Lob der Ungenauigkeit und des ungenauen Lesens

 

Die Etymologie des Wortes Intelligenz ist wohl bekannt: Wenn zwischen den Zeilen gelesen werden soll, werden die Zeilen nur ungenau gelesen. Wenn es um einen Satz geht, starre man nicht auf die Wörter. Wenn es um die Wörter geht, wende man keine Energie dafür auf, die Sätze genau zu verstehen. Es geht darum, möglichst voraussetzungslos zu lesen, und erst aus den Zeilen heraus zu lesen, wann es um die Wörter geht, wann um den ganzen Satz, wann um einen ganzen Absatz oder eine Geschichte. Dann sollen nicht sofort Widersprüche im Geschriebenen gesucht werden. Das kann erst erfolgen, wenn die Sicherheit besteht, ob die Wörter gemeint waren oder die Sätze. 

 

Die Genauigkeit ist dem Verstehen im Wege. Durch allzu viel Genauigkeit und Logik kann man sich gegenüber dem übergreifenden Wissen verschließen, und der allgemeineren Wahrheit. 

 

Ablehnung bestimmter Wörter

 

So wie ein Hausbauer Steine ablehnen kann, weil er mit Ziegeln baut, so kann man auch Wörter ablehnen, und sich nicht mit entsprechenden Sachen beschäftigen wollen.

 

Zu was ist derjenige nicht bereit, der gewisse Wörter ablehnt? Welche Gründe kann es für eine Ablehnung geben? (Der Buchstabe P steht jetzt für irgendeine Person.)

 

(generell)

 

-         Das zu verwendende Wort müßte lange erklärt werden, wofür die Zeit dann fehlen würde.

 

-         Es besteht ein allzu großes Wissensgefälle. Der Sprechende kann das Wort nicht verwenden, weil er es nicht richtig verwenden kann, oder weil der Zuhörende es nicht richtig verstehen kann.

 

-         Das Wort ist je nach Person derart verschieden, so daß eine Nutzung nicht mehr sinnvoll erscheint, bzw. es gibt derart viele Varianten, daß ein Gebrauch ohne eine langwierige Spezifizierung nicht möglich ist. (z.B. Völkerwanderung)

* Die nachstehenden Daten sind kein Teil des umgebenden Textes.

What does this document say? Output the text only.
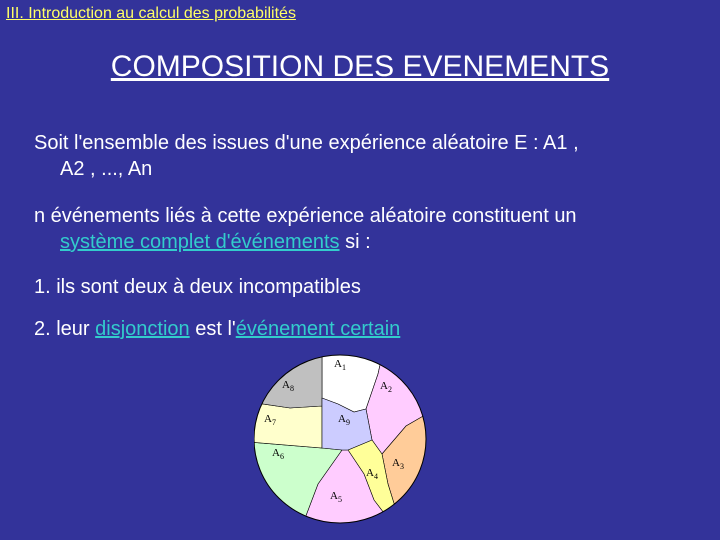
III. Introduction au calcul des probabilités
COMPOSITION DES EVENEMENTS
Soit l'ensemble des issues d'une expérience aléatoire E : A1 ,
A2 , ..., An
n événements liés à cette expérience aléatoire constituent un
système complet d'événements si :
1. ils sont deux à deux incompatibles
2. leur disjonction est l'événement certain
$A_1$
$A_2$
$A_3$
$A_4$
$A_5$
$A_6$
$A_7$
$A_8$
$A_9$
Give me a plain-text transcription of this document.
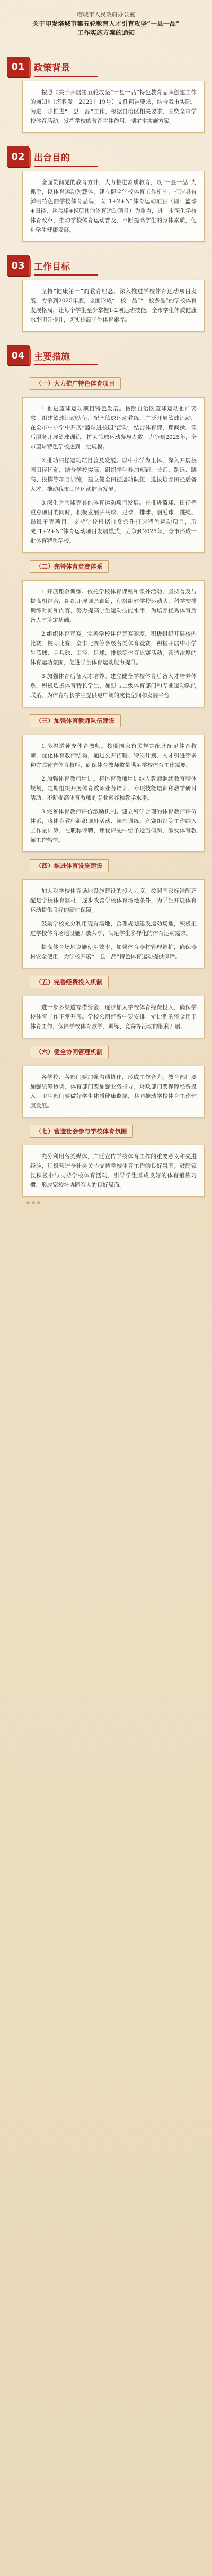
塔城市人民政府办公室
关于印发塔城市第五轮教育人才引育攻坚“一县一品”
工作实施方案的通知
01	政策背景

按照《关于开展第五轮攻坚“一县一品”特色教育品牌创建工作的通知》（塔教发〔2023〕19号）文件精神要求，结合我市实际，为进一步推进“一县一品”工作，根据自治区相关要求，围绕全市学校体育活动，发挥学校的教育主体作用，制定本实施方案。

02	出台目的

全面贯彻党的教育方针，大力推进素质教育，以“一县一品”为抓手，以体育运动为载体，建立健全学校体育工作机制，打造具有鲜明特色的学校体育品牌，以“1+2+N”体育运动项目（即：篮球+田径、乒乓球+N项其他体育运动项目）为重点，进一步深化学校体育改革，推动学校体育运动普及，不断提高学生的身体素质，促进学生健康发展。

03	工作目标

坚持“健康第一”的教育理念，深入推进学校体育运动项目发展，力争到2025年底，全面形成“一校一品”“一校多品”的学校体育发展格局，让每个学生至少掌握1-2项运动技能，全市学生体质健康水平明显提升，切实提高学生体育素养。

04	主要措施
（一）大力推广特色体育项目

1.推进篮球运动项目特色发展。按照自治区篮球运动推广要求，组建篮球运动队伍，配齐篮球运动教练，广泛开展篮球运动，在全市中小学中开展“篮球进校园”活动，结合体育课、课间操、课后服务开展篮球训练，扩大篮球运动参与人数，力争到2025年，全市篮球特色学校达到一定规模。

2.推动田径运动项目普及发展。以中小学为主体，深入开展校园田径运动，结合学校实际，组织学生参加短跑、长跑、跳远、跳高、投掷等项目训练，建立健全田径运动队伍，选拔培养田径后备人才，推动我市田径运动健康发展。

3.深化乒乓球等其他体育运动项目发展。在推进篮球、田径等重点项目的同时，积极发展乒乓球、足球、排球、羽毛球、跳绳、踢毽子等项目，支持学校根据自身条件打造特色运动项目，形成“1+2+N”体育运动项目发展模式，力争到2025年，全市形成一批体育特色学校。

（二）完善体育竞赛体系

1.开展课余训练。依托学校体育课程和课外活动，坚持普及与提高相结合，组织开展课余训练，积极组建学校运动队，科学安排训练时间和内容，努力提高学生运动技能水平，为培养优秀体育后备人才奠定基础。

2.组织体育竞赛。完善学校体育竞赛制度，积极组织开展校内比赛、校际比赛、全市比赛等各级各类体育竞赛，积极开展中小学生篮球、乒乓球、田径、足球、排球等体育比赛活动，营造浓厚的体育运动氛围，促进学生体育运动能力提升。

3.加强体育后备人才培养。建立健全学校体育后备人才培养体系，积极选拔体育特长学生，加强与上级体育部门和专业运动队的联系，为体育特长学生提供更广阔的成长空间和发展平台。

（三）加强体育教师队伍建设

1.多渠道补充体育教师。按照国家有关规定配齐配足体育教师，优化体育教师结构，通过公开招聘、特岗计划、人才引进等多种方式补充体育教师，确保体育教师数量满足学校体育工作需要。

2.加强体育教师培训。将体育教师培训纳入教师继续教育整体规划，定期组织开展体育教师业务培训、专项技能培训和教学研讨活动，不断提高体育教师的专业素养和教学水平。

3.完善体育教师评价激励机制。建立科学合理的体育教师评价体系，将体育教师组织课外活动、课余训练、竞赛组织等工作纳入工作量计算，在职称评聘、评优评先中给予适当倾斜，激发体育教师工作热情。

（四）推进体育设施建设

加大对学校体育场地设施建设的投入力度，按照国家标准配齐配足学校体育器材，逐步改善学校体育场地条件，为学生开展体育运动提供良好的硬件保障。

鼓励学校充分利用现有场地，合理规划建设运动场地，积极推进学校体育场地设施开放共享，满足学生多样化的体育运动需求。

提高体育场地设施使用效率，加强体育器材管理维护，确保器材安全使用，为学校开展“一县一品”特色体育运动提供保障。

（五）完善经费投入机制

进一步多渠道筹措资金，逐步加大学校体育经费投入，确保学校体育工作正常开展。学校公用经费中要安排一定比例的资金用于体育工作，保障学校体育教学、训练、竞赛等活动的顺利开展。

（六）健全协同管理机制

各学校、各部门要加强沟通协作，形成工作合力。教育部门要加强统筹协调，体育部门要加强业务指导，财政部门要保障经费投入，卫生部门要做好学生体质健康监测，共同推动学校体育工作健康发展。

（七）营造社会参与学校体育氛围

充分利用各类媒体，广泛宣传学校体育工作的重要意义和先进经验，积极营造全社会关心支持学校体育工作的良好氛围。鼓励家长积极参与支持学校体育活动，引导学生养成良好的体育锻炼习惯，形成家校社协同育人的良好局面。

-         Die Sache, um die es geht, ist der Person nicht klar. (z.B. Sozialstaat)

-         Die vielen Sätze, Metaphern, die auf die Sache deuten wollen, bringen nichts Klares zum Vorschein, so daß ein Wort dazu von vornherein unnütz ist. (z.B. das Böse)

-         Das Wort ist zu vieldeutig, zu mehrdeutig. Beispiel: relativ. Es kommt in zu vielen Zusammenhängen vor, die sich gegenseitig ausschließen. So ein Wort ist unbrauchbar, wenn es um das Verständnis der Sachverhalte geht. 

-         Das Wort ist verschlissen, durch den übertriebenen Gebrauch unbrauchbar geworden. z.B. Politik, Glaube, Arbeit, Liebe, sozial, Familie, Religion, Staat usw.

-         Das Wort ist derart eingefahren, daß immer eine bestimmte Bedeutung erscheint, die nicht weggedacht werden kann.

-         Die ursprüngliche Bedeutung ist nicht bekannt, oder es ist eine andere als die aktuelle. (z.B. niederträchtig, anfänglich positiv, jetzt negativ)

-         Das Wort entstammt nicht der eigenen Sprache, es ist ein Fremdwort mit unbekannten Silben. 

 

(Ablehnung, weil das Wort keinen Sinn mehr hat)

 

-         P weiß oder glaubt, daß diesem Wort nichts gegenübersteht, daß es nicht weiterhilft im Wissen, z.B. Feuerkraft (Phlogiston), Äther, das Böse usw.

-         P hat schlechte Erfahrungen mit dem Wort oder im Zusammenhang mit dem Wort gemacht.

-         P schließt Wörter aus, die in der Geschichte einen Stellenwert hatten, aber im Laufe der Zeit aus ihr verbannt wurden, z.B. Wille, Seele, usw.

-         P glaubt Wörter zu haben, die besser als andere sind, und sieht keinen Vorteil, die üblichen Wörter zusätzlich zu verwenden.

-         P benutzt für die gleiche Sache immer nur das gleiche Wort, und wenn andere fast synonyme Wörter erscheinen, übersetzt er diese in sein eigenes Wort.

-         P kümmert sich nicht darum, wenn jemand seine Sätze und Wörter in eine andere Sprache oder in seine eigene übersetzt, schließt sich der Übersetzungsarbeit aber nicht an, und ist auch nicht für dabei entstehende Fehler verantwortlich.

 

(Folge: Abneigung gegenüber der genauen Nutzung des Wortes)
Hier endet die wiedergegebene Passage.